A cartilaginous structure located between each vertebra of the spinal column in the lumbar, thoracic, and cervical regions is called Intervertebral disc me
The fibers that make up the intervertebral discs pass obliquely between the vertebral bodies, acting as connecting ligaments while allowing movement of the spine, albeit to a limited extent. It also cushions intervertebral pressure.
In the human body there are a total of 23 intervertebral discs . There is one between each pair of vertebrae, except at the junction between the atlas and the axis, the first two vertebrae of the spine whose articulation allows much larger movements of the neck than the movements of the rest of the spine.
intervertebral disc anatomy
The articular facets of the vertebral bodies and the intervertebral discs participate in the articulation between two vertebrae. Is a amphiarthrosis of type of cartilaginous joint (joint of very limited movement). Each disc consists of two main parts, the nucleus pulposus and the annulus fibrosus.
nucleus pulposus
The nucleus pulposus is located in the central part of the vertebral disc. Have gelatinous consistency and it is transparent. Its composition is 70 to 90% water with various substances in suspension, mainly collagen fibers and mucopolysaccharides . Fibrous compartment-forming septa enter from the periphery of the spinal disc. In the nucleus pulposus there is no innervation or blood supply and its main function is to absorb shock and give flexibility to the spine.
annulus fibrosus
Surrounding the nucleus pulposus is the so-called annulus fibrosus. It is made up of concentric helical layers of fiber. cartilage type I that intersect vertically and obliquely one above the other. They maintain the shape and protect the intervertebral disc and is attached to the vertebral body by the Sharpey’s fibers .
Size
Throughout the spinal column, the intervertebral discs vary in thickness. The thicker they are, the less movement they allow. . The discs between the cervical vertebrae have an average thickness of 3 mm and are the most mobile area of the entire spine. It is 5 mm thick in the dorsal region and 9 mm thick in the lumbar region, being the least flexible part of the spine (with the exception of the coccygeal region, which does not have intervertebral discs, and the sacral region, whose vertebrae lose their discs and fuse in the adult).
intervertebral disc function
The intervertebral disc functions to separate the vertebrae from each other and provides the surface for the cushioning gel of the nucleus pulposus. The nucleus pulposus of the disc functions to distribute hydraulic pressure in all directions within each intervertebral disc under compressive loads. The nucleus pulposus consists of large vacuolated notochord cells, small chondrocyte-like cells, collagen fibrils, and aggrecan, a proteoglycan that aggregates by binding to hyaluronan.
Attached to each aggrecan molecule are the chondroitin sulfate and glycosaminoglycan (GAG) chains of keratan sulfate. Increasing the amount of negatively charged aggrecan increases oncotic pressure, resulting in a shift of extracellular fluid from the outside to the inside of the nucleus pulposus.

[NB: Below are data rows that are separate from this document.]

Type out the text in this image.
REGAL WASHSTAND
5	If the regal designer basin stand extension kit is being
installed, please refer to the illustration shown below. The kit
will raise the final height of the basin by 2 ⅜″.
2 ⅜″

Pathologies and medical considerations
There are numerous pathologies and medical problems related to the intervertebral discs, commonly known as discopathies . Among them, the most frequent are vertebral osteoarthritis, herniated discs, degenerative disc diseases and spinal canal stenosis.
disc herniation
A herniated disc is a disease characterized by displacement of the nucleus pulposus towards the nerve root of the spinal cord . This prolapse and deformation of the disc can put pressure on the nerve causing a variety of neuropathies, including severe pain, proprioceptive and sensory deficits, and paresis of varying degrees. Some cases of herniated discs can remain asymptomatic for a long time. The vast majority of disc herniations are located in the lumbar intervertebral discs L4-L5 and L5-S1. followed by cervical discs and, less frequently, thoracic disc herniations.
Disc herniations are mainly treated on two fronts: conservative methods and surgical methods. The most commonly used conservative methods are muscle augmentation, especially Selective Muscle Augmentation and passive treatments, such as massages, ultrasounds and various electrotherapy techniques . Conservative methods alone do not improve a herniated disc, but they do make the pain go away for most patients and improve their quality of life.
Surgical intervention is used only in cases that do not improve with conservative methods and whose symptoms progressively worsen. In any case, for the best long-term results, follow-up surgery is always done before and after selective muscle augmentation and other physical treatments.
spinal osteoarthritis
Spinal osteoarthritis is a disease caused by normal wear of the spinal discs overtime. From the age of 30 it is normal to observe the wear of the intervertebral discs in some area of the spine. Spinal canal stenosis occurs in advanced ages as a consequence of vertebral osteoarthritis. It is usually treated with analgesics by various routes, including infiltrations, and in some severe cases surgery may be used.
Degenerative disc diseases also occur as a consequence of age. As age advances, the intervertebral discs lose water and progressively dehydrate. This dehydration is usually asymptomatic, but in some cases the approach between two vertebrae can produce a spinal impact . Impacts manifest with severe pain, tingling in the extremities, weakness and/or difficulty moving.